C. S. Lewis wrote that “There are no ordinary people. You have never talked to a mere mortal… Next to the Blessed Sacrament itself, your neighbor is the holiest object presented to your senses.” One of our two greatest commandments is to live out neighbor love--every day and everywhere we go.  As members of one body, or in the words of Lewis, organs We best reflect the Triune God when we faithfully love and respect one another.

We are to celebrate the diversity that God structurally designed. We must learn to affirm the diversity of the body of Christ’s Kingdom, acknowledging its beautiful makeup of people from different cultures, colors, languages, and traditions. 

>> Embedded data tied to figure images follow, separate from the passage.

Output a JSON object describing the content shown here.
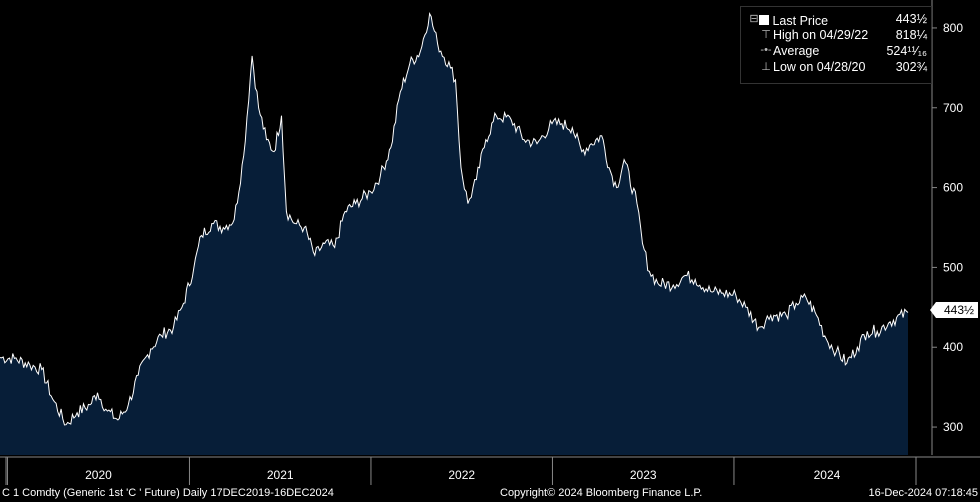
{
  "chart_data": {
    "type": "area",
    "x_labels": [
      "2020",
      "2021",
      "2022",
      "2023",
      "2024"
    ],
    "y_ticks": [
      300,
      400,
      500,
      600,
      700,
      800
    ],
    "ylim": [
      265,
      835
    ],
    "x_range": [
      "2019-12-17",
      "2024-12-16"
    ],
    "series": [
      {
        "points": [
          [
            "2019-12-17",
            387
          ],
          [
            "2020-01-15",
            386
          ],
          [
            "2020-02-15",
            378
          ],
          [
            "2020-03-10",
            372
          ],
          [
            "2020-04-01",
            335
          ],
          [
            "2020-04-28",
            303
          ],
          [
            "2020-05-20",
            318
          ],
          [
            "2020-06-15",
            328
          ],
          [
            "2020-06-30",
            343
          ],
          [
            "2020-07-20",
            320
          ],
          [
            "2020-08-10",
            309
          ],
          [
            "2020-08-31",
            328
          ],
          [
            "2020-09-20",
            365
          ],
          [
            "2020-10-15",
            398
          ],
          [
            "2020-11-05",
            415
          ],
          [
            "2020-11-30",
            425
          ],
          [
            "2020-12-20",
            455
          ],
          [
            "2021-01-10",
            500
          ],
          [
            "2021-01-25",
            540
          ],
          [
            "2021-02-15",
            555
          ],
          [
            "2021-03-10",
            550
          ],
          [
            "2021-04-01",
            560
          ],
          [
            "2021-04-20",
            640
          ],
          [
            "2021-05-07",
            765
          ],
          [
            "2021-05-20",
            700
          ],
          [
            "2021-06-05",
            660
          ],
          [
            "2021-06-20",
            645
          ],
          [
            "2021-07-05",
            690
          ],
          [
            "2021-07-15",
            570
          ],
          [
            "2021-08-01",
            555
          ],
          [
            "2021-08-20",
            550
          ],
          [
            "2021-09-10",
            515
          ],
          [
            "2021-09-30",
            530
          ],
          [
            "2021-10-20",
            525
          ],
          [
            "2021-11-10",
            570
          ],
          [
            "2021-12-01",
            580
          ],
          [
            "2021-12-31",
            595
          ],
          [
            "2022-01-20",
            615
          ],
          [
            "2022-02-10",
            650
          ],
          [
            "2022-03-01",
            720
          ],
          [
            "2022-03-20",
            755
          ],
          [
            "2022-04-10",
            770
          ],
          [
            "2022-04-29",
            818
          ],
          [
            "2022-05-15",
            780
          ],
          [
            "2022-06-10",
            750
          ],
          [
            "2022-06-20",
            735
          ],
          [
            "2022-07-01",
            625
          ],
          [
            "2022-07-15",
            580
          ],
          [
            "2022-08-01",
            610
          ],
          [
            "2022-08-20",
            660
          ],
          [
            "2022-09-10",
            690
          ],
          [
            "2022-10-10",
            685
          ],
          [
            "2022-11-05",
            660
          ],
          [
            "2022-12-01",
            655
          ],
          [
            "2022-12-31",
            680
          ],
          [
            "2023-01-20",
            680
          ],
          [
            "2023-02-10",
            675
          ],
          [
            "2023-03-01",
            645
          ],
          [
            "2023-03-20",
            655
          ],
          [
            "2023-04-10",
            665
          ],
          [
            "2023-04-25",
            625
          ],
          [
            "2023-05-10",
            600
          ],
          [
            "2023-05-25",
            635
          ],
          [
            "2023-06-20",
            580
          ],
          [
            "2023-07-01",
            530
          ],
          [
            "2023-07-15",
            495
          ],
          [
            "2023-08-01",
            480
          ],
          [
            "2023-09-01",
            478
          ],
          [
            "2023-09-25",
            490
          ],
          [
            "2023-10-15",
            485
          ],
          [
            "2023-11-15",
            470
          ],
          [
            "2023-12-10",
            468
          ],
          [
            "2024-01-05",
            465
          ],
          [
            "2024-01-25",
            450
          ],
          [
            "2024-02-20",
            425
          ],
          [
            "2024-03-15",
            440
          ],
          [
            "2024-04-15",
            440
          ],
          [
            "2024-05-05",
            455
          ],
          [
            "2024-05-25",
            462
          ],
          [
            "2024-06-15",
            440
          ],
          [
            "2024-07-05",
            410
          ],
          [
            "2024-07-25",
            395
          ],
          [
            "2024-08-15",
            380
          ],
          [
            "2024-09-05",
            400
          ],
          [
            "2024-09-25",
            420
          ],
          [
            "2024-10-15",
            420
          ],
          [
            "2024-11-10",
            432
          ],
          [
            "2024-12-16",
            443.5
          ]
        ]
      }
    ]
  },
  "legend": [
    {
      "label": "Last Price",
      "value": "443½"
    },
    {
      "label": "High on 04/29/22",
      "value": "818¼"
    },
    {
      "label": "Average",
      "value": "524¹¹⁄₁₆"
    },
    {
      "label": "Low on 04/28/20",
      "value": "302¾"
    }
  ],
  "last_price_tag": "443½",
  "footer": {
    "security": "C 1 Comdty (Generic 1st 'C ' Future)  Daily 17DEC2019-16DEC2024",
    "copyright": "Copyright© 2024 Bloomberg Finance L.P.",
    "timestamp": "16-Dec-2024 07:18:45"
  },
  "colors": {
    "fill": "#071e38",
    "line": "#ffffff",
    "background": "#000000",
    "axis": "#888888"
  }
}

In the wake of apartheid, Desmond Tutu traveled the world and spoke to various groups and world leaders about South Africa’s experience. One of his central themes was that of the practical implications of ubuntu--a difficult concept to translate properly.  Tutu offers this definition of the concept in one his books: “I am what I am because of who we all are.” He goes on to state that “Our humanity is caught up in that of all others. We are human because we belong. We are made for community, for togetherness, for family, to exist in a delicate network of interdependence.” It is crucial for us to have a deep understanding of this and practice it in our daily lives.

Check out this 2011 Huffington Post article in which an excerpt from a speech given by Tutu in 2001 is included.  Desmond Tutu: Our Glorious Diversity

May Christmas remind us of our shared humanity. And may we remember it throughout the year.